Ophelia closes her eyes. Just get through this, until the slide back home. This will pass. Get through this.
The chant from the crowd builds, rhythmically booming, like being swept under the ocean.
Chapter Thirty-Two
Out Of The Wind
Wind and rain, an
d the hard, chill, yielding frame of the leather boat.
Rowan lands on his back, soaked. Through his feet he can see Ari at the stern. The boat pitches wildly.
Ari abandons the tiller and scrambles forward, grabbing Rowan’s shoulders, shaking him. “What are you doing here? Go back! Go back!”
Rowan opens his mouth and gets smacked with a wave. He chokes, splutters.
Ari darts back to the stern, grabbing the tiller. He hauls on it with all his strength. “Ah, this is bad!”
Rowan clutches at the side. It’s just him on the boat, and Ari. Ophelia isn’t here.
He wants to smash something.
They are tossed amidst a bank of rain, reducing the visible world to a small pocket of heaving grey, wet and cold. Ari peers forward like a hawk into the rain and wind. “There!”
Rowan gets a brief glimpse of grey cliffs. Close, much closer than the last time he was here. And behind them, five other ships, bearing down on them. They look like Ari’s boat, only bigger.
“Who are they?”
“Enemies.”
“But you can give them the slip, right?” Ari can do anything.
The rigging makes strange singing noises; the sails strain under the cold, cold wind.
“The great wave pushed me too close to land. Too close. We need every inch of headway. . . . You see how we are sliding across the water? We point west but are nearly going south.”
“That’s bad, right?”
“I was going to let myself dash upon the rocks. Now you are here.” Ari throws himself into the tiller with an anguished groan.
Dash upon the rocks . . . and die?
Who are these pursuers?

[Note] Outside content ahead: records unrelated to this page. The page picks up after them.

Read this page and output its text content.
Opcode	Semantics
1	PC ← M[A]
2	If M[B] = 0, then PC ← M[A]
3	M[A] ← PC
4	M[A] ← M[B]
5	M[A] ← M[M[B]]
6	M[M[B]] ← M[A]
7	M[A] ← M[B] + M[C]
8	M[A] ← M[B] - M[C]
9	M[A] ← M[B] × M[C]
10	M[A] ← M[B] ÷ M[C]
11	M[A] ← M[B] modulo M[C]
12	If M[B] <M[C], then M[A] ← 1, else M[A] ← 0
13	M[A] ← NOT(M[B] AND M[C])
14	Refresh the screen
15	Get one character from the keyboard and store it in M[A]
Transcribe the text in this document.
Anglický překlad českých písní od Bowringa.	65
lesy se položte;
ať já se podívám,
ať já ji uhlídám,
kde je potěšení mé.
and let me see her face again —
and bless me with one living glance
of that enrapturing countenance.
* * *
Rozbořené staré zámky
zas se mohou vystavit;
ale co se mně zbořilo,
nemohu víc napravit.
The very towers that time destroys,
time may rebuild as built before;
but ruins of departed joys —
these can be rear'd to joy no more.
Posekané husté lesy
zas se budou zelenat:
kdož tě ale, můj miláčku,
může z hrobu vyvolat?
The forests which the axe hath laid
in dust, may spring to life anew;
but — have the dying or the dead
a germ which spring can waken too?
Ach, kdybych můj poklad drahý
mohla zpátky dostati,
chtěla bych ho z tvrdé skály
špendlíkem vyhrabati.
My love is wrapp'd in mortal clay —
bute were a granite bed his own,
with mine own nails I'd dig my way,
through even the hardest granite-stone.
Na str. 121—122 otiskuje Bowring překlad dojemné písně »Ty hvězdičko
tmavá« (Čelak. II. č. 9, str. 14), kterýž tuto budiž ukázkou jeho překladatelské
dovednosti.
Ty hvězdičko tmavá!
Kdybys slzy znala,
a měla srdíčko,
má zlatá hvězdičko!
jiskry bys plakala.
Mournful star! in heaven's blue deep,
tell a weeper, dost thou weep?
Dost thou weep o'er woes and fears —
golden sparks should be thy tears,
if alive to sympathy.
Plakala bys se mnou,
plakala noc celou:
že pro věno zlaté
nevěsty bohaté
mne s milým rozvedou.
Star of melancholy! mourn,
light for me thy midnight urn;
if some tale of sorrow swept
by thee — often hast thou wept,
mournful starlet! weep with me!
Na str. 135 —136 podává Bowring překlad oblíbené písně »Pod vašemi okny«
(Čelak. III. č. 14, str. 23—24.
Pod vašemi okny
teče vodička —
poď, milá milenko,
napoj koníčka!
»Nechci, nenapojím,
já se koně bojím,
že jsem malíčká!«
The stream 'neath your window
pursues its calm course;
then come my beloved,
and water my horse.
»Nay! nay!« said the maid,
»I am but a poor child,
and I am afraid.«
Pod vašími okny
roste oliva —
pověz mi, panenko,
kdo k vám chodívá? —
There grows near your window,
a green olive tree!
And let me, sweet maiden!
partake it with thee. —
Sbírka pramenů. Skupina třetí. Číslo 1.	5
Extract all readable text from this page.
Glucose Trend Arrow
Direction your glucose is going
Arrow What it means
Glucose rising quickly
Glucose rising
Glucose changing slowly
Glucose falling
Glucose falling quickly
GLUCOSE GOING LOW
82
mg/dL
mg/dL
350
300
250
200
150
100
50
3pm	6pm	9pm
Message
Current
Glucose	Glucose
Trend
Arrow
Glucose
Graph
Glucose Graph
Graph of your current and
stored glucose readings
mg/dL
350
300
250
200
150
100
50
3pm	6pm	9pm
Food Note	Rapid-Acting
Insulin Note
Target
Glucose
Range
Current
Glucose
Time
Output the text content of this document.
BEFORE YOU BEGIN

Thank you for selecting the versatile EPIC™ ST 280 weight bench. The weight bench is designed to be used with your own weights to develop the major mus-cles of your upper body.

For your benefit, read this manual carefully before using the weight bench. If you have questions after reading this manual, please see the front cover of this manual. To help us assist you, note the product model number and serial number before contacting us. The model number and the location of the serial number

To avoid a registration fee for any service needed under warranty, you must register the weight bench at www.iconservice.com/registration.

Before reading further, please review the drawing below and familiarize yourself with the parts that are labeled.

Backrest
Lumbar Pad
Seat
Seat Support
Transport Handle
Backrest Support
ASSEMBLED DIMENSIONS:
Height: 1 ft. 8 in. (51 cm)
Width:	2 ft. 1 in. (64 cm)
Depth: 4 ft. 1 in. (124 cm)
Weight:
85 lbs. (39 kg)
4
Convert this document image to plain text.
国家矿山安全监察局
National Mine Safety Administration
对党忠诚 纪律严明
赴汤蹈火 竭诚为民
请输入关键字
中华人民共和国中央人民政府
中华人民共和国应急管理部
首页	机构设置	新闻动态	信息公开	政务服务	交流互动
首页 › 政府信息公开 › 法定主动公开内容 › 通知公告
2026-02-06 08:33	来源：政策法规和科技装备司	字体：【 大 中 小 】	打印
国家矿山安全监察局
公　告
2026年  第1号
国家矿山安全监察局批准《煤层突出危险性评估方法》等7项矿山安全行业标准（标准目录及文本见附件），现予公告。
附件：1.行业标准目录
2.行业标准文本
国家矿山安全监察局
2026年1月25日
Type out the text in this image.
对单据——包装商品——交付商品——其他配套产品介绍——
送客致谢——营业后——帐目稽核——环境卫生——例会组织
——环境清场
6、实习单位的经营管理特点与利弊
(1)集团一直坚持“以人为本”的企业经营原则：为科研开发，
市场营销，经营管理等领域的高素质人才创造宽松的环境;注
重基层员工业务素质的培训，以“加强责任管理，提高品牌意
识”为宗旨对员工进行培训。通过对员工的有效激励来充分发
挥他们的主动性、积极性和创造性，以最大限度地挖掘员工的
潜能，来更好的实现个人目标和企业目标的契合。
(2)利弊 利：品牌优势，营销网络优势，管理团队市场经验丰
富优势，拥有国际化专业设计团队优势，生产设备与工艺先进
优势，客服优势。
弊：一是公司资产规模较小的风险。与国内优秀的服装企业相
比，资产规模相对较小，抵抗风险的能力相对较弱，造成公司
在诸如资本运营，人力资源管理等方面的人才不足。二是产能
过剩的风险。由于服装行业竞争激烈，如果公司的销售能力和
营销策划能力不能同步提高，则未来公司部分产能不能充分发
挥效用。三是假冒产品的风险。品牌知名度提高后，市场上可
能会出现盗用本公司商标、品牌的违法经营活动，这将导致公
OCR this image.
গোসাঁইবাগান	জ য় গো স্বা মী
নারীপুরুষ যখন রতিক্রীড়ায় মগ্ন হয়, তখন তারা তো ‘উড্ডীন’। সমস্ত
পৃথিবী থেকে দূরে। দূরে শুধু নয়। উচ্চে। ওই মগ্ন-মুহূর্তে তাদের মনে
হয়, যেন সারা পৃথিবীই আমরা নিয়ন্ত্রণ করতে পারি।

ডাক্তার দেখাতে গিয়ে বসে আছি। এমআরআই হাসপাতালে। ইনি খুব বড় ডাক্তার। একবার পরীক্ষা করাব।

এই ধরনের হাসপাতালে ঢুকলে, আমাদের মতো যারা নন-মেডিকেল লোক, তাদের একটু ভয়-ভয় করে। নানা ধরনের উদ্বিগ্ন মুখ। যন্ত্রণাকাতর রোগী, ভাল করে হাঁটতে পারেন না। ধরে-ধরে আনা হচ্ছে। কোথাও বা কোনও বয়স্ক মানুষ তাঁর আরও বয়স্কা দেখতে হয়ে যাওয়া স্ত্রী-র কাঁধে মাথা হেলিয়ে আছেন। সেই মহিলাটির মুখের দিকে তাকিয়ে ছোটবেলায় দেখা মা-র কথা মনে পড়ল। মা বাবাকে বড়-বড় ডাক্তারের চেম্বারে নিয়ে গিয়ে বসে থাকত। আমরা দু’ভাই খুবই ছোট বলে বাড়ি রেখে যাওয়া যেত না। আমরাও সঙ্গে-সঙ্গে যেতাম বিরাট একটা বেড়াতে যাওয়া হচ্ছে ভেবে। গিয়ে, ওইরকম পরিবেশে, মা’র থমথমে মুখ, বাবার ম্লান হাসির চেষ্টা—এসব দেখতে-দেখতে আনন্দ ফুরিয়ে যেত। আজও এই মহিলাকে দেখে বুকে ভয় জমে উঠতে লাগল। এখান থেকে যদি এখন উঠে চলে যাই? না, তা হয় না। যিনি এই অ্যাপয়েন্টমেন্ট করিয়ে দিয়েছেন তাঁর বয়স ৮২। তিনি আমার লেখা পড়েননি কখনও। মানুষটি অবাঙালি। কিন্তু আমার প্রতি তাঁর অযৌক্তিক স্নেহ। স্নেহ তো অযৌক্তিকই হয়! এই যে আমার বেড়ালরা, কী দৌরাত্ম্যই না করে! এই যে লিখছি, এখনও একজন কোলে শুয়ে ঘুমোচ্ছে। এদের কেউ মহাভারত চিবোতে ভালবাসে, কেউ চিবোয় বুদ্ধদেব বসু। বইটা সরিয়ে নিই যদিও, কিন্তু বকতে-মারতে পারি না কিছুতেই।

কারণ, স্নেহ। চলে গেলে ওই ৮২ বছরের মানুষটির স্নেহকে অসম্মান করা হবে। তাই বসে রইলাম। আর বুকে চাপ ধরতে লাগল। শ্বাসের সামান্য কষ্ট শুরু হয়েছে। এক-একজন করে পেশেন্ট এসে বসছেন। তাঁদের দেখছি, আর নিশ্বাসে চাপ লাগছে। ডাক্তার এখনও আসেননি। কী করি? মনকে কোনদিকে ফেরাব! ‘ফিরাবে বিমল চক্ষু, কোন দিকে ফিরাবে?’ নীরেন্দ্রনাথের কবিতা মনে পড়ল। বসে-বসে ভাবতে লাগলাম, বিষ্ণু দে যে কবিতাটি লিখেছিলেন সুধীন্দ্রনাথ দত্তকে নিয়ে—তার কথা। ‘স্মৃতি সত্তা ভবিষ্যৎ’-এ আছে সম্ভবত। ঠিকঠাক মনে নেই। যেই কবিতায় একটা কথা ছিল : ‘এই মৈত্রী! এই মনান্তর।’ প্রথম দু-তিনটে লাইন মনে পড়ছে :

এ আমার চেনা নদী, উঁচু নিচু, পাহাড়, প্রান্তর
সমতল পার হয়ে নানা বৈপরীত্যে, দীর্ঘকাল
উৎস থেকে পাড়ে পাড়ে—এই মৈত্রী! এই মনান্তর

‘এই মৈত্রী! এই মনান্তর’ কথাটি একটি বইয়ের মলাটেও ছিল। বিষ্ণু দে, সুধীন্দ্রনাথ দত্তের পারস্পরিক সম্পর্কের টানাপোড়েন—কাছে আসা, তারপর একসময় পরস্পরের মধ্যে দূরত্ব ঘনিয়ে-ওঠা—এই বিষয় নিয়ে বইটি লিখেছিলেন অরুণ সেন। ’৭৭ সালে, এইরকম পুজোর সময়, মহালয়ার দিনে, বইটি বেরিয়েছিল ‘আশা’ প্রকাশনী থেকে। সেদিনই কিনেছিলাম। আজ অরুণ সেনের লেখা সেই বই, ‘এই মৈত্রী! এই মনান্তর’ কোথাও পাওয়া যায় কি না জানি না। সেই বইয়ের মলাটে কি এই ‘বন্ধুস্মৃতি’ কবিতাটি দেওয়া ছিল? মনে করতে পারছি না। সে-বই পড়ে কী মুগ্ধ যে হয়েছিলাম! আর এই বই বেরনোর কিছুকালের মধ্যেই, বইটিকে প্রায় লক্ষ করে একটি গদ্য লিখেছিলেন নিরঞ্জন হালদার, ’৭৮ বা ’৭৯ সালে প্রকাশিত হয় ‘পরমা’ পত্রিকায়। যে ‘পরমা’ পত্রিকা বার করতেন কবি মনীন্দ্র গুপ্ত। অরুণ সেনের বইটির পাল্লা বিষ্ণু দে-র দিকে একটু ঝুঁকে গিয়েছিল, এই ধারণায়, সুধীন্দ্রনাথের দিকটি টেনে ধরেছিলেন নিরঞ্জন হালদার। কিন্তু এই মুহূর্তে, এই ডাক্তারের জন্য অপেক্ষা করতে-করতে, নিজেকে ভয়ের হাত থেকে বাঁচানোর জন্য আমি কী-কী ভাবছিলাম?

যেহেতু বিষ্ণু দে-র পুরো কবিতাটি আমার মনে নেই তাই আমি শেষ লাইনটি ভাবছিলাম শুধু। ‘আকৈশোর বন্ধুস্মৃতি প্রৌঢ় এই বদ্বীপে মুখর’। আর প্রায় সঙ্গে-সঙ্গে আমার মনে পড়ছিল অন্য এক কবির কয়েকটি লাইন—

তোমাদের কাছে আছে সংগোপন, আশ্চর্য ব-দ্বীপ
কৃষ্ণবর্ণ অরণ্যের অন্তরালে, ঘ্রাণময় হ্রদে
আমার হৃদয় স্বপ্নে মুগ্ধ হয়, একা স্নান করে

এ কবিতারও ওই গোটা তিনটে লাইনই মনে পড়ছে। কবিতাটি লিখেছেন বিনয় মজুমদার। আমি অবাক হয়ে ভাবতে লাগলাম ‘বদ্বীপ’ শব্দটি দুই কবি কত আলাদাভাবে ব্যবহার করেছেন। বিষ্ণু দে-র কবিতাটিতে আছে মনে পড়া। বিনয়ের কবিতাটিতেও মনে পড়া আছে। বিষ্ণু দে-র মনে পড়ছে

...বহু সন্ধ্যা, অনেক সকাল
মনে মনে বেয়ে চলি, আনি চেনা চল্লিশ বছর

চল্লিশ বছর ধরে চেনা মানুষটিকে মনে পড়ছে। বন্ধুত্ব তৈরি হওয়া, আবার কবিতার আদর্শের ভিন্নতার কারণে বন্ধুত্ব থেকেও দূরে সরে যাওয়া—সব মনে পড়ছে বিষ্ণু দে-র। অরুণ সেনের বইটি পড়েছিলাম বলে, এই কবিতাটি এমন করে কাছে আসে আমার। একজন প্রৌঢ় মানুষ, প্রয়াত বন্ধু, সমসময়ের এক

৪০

Rowan feels his guts go cold.
The ships are gaining on them. The cliffs come closer. A white line shudders where water breaks against rock. The clouds are so low that the narrow passage between sky and ocean is like slipping down a tunnel in a nightmare. The cloud cover presses from above, the wind pushes the boat toward the cliffs, the teeth of the rocks foam white. Rowan tries to imagine what happens to a leather boat when it hits rocks.